The use of incentive structures to bring about specific outcomes is a common practice. If they are more nuanced because of a deeper behavioural understanding then there will be fewer unintended consequences. However, are we that good?


Spend on education or business tax cut - June 2016

Poll 8

"Australia will receive a bigger economic growth dividend in the long-run by spending on education than offering an equivalent amount of money on a tax cut to business."

 

Disagree

8

I am assuming the question is referring to spending "more" money on education, compared to spending money in terms of foregone revenue from a tax cut. Spending more money on education is a vexed question.  We have spent considerably more on schooling in recent years for worse outcomes.  It is not clear spending more today, without improving how and on what we spend existing money, will improve matters. This is also likely true for tertiary education. In pre-schooling, rationalising the mish-mash of what the Commonwealth and the States spend could deliver vastly improved outcomes.

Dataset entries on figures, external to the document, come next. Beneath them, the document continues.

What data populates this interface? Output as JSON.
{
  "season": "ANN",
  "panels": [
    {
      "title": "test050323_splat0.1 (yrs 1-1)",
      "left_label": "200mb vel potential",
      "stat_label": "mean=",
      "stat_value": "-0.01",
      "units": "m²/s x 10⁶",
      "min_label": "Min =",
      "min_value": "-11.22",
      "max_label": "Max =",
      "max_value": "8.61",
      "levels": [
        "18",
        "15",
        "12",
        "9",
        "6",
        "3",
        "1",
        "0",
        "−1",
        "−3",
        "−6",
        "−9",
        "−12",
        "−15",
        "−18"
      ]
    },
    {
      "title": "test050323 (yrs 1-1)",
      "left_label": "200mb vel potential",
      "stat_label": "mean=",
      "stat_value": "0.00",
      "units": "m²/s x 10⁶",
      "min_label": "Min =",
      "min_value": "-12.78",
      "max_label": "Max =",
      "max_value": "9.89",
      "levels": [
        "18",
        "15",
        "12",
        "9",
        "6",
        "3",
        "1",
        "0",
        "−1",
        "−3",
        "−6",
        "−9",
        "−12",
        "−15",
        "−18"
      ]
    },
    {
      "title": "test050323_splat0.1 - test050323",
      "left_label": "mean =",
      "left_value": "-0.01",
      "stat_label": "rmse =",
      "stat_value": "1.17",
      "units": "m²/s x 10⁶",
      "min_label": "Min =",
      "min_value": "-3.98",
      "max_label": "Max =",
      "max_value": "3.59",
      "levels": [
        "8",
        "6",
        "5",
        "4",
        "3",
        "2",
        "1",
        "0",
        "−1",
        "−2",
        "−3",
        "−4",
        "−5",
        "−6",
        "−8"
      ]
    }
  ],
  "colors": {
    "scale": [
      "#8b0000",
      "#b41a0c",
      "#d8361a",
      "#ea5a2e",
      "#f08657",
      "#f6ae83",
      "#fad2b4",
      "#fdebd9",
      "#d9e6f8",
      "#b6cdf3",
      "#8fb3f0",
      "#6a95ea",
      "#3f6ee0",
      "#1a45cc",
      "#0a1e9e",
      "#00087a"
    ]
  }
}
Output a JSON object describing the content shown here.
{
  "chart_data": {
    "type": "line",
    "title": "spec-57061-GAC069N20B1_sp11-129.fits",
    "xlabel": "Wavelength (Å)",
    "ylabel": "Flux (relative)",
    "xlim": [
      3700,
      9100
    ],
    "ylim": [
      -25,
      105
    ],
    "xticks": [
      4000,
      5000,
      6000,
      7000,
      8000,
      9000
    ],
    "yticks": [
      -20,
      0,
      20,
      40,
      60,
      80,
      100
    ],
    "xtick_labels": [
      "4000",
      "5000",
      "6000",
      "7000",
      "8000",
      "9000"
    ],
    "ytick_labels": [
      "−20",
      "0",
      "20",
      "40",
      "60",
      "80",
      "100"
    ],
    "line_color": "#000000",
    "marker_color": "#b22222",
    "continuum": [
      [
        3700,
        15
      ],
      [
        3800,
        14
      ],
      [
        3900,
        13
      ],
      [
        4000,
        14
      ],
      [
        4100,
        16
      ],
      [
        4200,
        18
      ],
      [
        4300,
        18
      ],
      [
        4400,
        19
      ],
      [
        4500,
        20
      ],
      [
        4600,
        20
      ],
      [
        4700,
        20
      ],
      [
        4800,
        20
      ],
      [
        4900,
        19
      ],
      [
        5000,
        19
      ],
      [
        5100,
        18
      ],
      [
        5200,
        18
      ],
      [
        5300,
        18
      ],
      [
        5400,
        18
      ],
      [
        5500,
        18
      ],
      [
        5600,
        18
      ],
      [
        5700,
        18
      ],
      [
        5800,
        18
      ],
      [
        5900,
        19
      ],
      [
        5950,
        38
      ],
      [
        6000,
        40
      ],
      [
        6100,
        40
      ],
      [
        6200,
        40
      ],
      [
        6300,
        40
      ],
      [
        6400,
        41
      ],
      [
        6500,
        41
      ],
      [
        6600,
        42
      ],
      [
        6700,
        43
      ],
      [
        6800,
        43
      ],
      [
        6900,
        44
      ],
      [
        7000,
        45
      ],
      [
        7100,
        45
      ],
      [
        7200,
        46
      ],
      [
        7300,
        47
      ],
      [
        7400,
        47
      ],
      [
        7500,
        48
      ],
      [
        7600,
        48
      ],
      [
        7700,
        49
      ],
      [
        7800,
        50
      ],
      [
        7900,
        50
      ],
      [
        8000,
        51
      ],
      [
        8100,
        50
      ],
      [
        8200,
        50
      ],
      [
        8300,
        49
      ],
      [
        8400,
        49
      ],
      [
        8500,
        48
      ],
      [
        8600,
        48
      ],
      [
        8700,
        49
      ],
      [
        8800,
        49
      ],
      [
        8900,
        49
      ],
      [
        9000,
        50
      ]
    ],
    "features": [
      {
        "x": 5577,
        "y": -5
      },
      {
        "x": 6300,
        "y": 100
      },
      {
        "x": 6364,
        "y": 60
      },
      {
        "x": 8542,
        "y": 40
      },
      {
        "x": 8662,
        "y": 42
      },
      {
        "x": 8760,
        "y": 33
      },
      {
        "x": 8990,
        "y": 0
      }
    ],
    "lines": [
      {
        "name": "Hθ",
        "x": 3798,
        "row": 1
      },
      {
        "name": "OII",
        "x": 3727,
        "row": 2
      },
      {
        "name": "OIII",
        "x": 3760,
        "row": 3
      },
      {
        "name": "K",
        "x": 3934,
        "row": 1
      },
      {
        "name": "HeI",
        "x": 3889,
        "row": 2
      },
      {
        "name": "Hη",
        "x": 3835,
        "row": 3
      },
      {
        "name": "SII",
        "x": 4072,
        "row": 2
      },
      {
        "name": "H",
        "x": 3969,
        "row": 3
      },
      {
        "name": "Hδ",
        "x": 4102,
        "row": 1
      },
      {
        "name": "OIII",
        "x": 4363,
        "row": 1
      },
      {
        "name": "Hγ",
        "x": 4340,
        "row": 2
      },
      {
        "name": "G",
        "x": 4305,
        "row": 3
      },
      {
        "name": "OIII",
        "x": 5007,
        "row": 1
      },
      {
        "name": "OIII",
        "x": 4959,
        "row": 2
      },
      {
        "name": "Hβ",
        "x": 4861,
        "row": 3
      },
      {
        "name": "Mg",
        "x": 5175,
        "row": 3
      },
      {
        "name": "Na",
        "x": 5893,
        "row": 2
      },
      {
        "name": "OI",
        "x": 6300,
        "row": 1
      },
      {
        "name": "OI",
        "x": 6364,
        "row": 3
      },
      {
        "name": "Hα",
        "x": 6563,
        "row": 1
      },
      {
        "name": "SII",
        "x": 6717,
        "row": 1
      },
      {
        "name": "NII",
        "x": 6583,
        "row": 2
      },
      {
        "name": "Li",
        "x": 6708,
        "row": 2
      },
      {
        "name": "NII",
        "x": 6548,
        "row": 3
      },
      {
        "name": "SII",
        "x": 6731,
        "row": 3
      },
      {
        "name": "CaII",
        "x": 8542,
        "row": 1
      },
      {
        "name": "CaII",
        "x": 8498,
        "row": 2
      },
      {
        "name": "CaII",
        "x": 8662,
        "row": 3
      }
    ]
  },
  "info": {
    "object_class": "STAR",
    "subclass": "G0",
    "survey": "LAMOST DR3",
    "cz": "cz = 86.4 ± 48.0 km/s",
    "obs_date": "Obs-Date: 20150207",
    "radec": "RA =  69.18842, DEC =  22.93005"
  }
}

While the benefits of a cut in the company tax rate have been debated, on balance any cut seems likely to deliver some benefits.


China services boom for Australia? - April 2016

Poll 6

"As the Chinese economy makes its transition from investment-led to consumption led growth, the Australian service sector which currently accounts for around 20% of total exports, will produce a second 'Chinese economic windfall' for Australians."

 

Disagree

5

There are two ways to view China: firstly from the top down, via which there are not enough consumers in China, young enough and wealthy enough to support a sustainable transition to a consumer-led economy. Secondly from the bottom up, where from an Australian company's point of view, the smallish (relatively speaking) Chinese middle class looks like a large market, which compared to Australia it is.Accepting the top down view, China does not make the transition to a consumer-led economy and is totally reliant on foreign consumers (read the US). Hence no opportunity.Accepting the bottom up view is more prospective. However, the domestic goods and services markets in China are among the most competitive and least regulated in the world. Moreover, services are less likely to be imported than are goods. So, aside from high end consumer goods, which Australia does not produce or export, it is unlikely that Australia benefit from selling either goods or services, outside of bulk commodities, to China.


Bah Humbug Australia - December 2015

Poll 3

"Giving specific presents as holiday gifts is inefficient, because recipients could satisfy their preferences much better with cash."

 

Disagree

5

From the perspective of a strict maximisation of the utility of the recipient, giving cash is the solution. However, giving gifts on special occasions is as much about the utility of the gift giver, as it is about that of the recipient. Moreover, the nature of the gift can be seen to be part of a localised institutional framework, or as a signal of a deeper communication, or can embody some other joint meaning. Therefore, the value of the transaction is more than simply the utility gained by the recipient.


Penalty Rates Reform - November 2015

Poll 2

"Aligning Sunday penalty rates for hospitality, entertainment and retailing industries with the current levels for Saturday, as proposed in the Productivity Commission's draft report, will lead to more employment and greater availability of services in these industries on Sundays."

 

Agree

7

For many people, weekends are not what they used to be, and are just another part of the week. Given there would be a willing supply of labour, and a demand for it from those entities that currently close due to higher weekend costs, there should be a market outcome that suits many.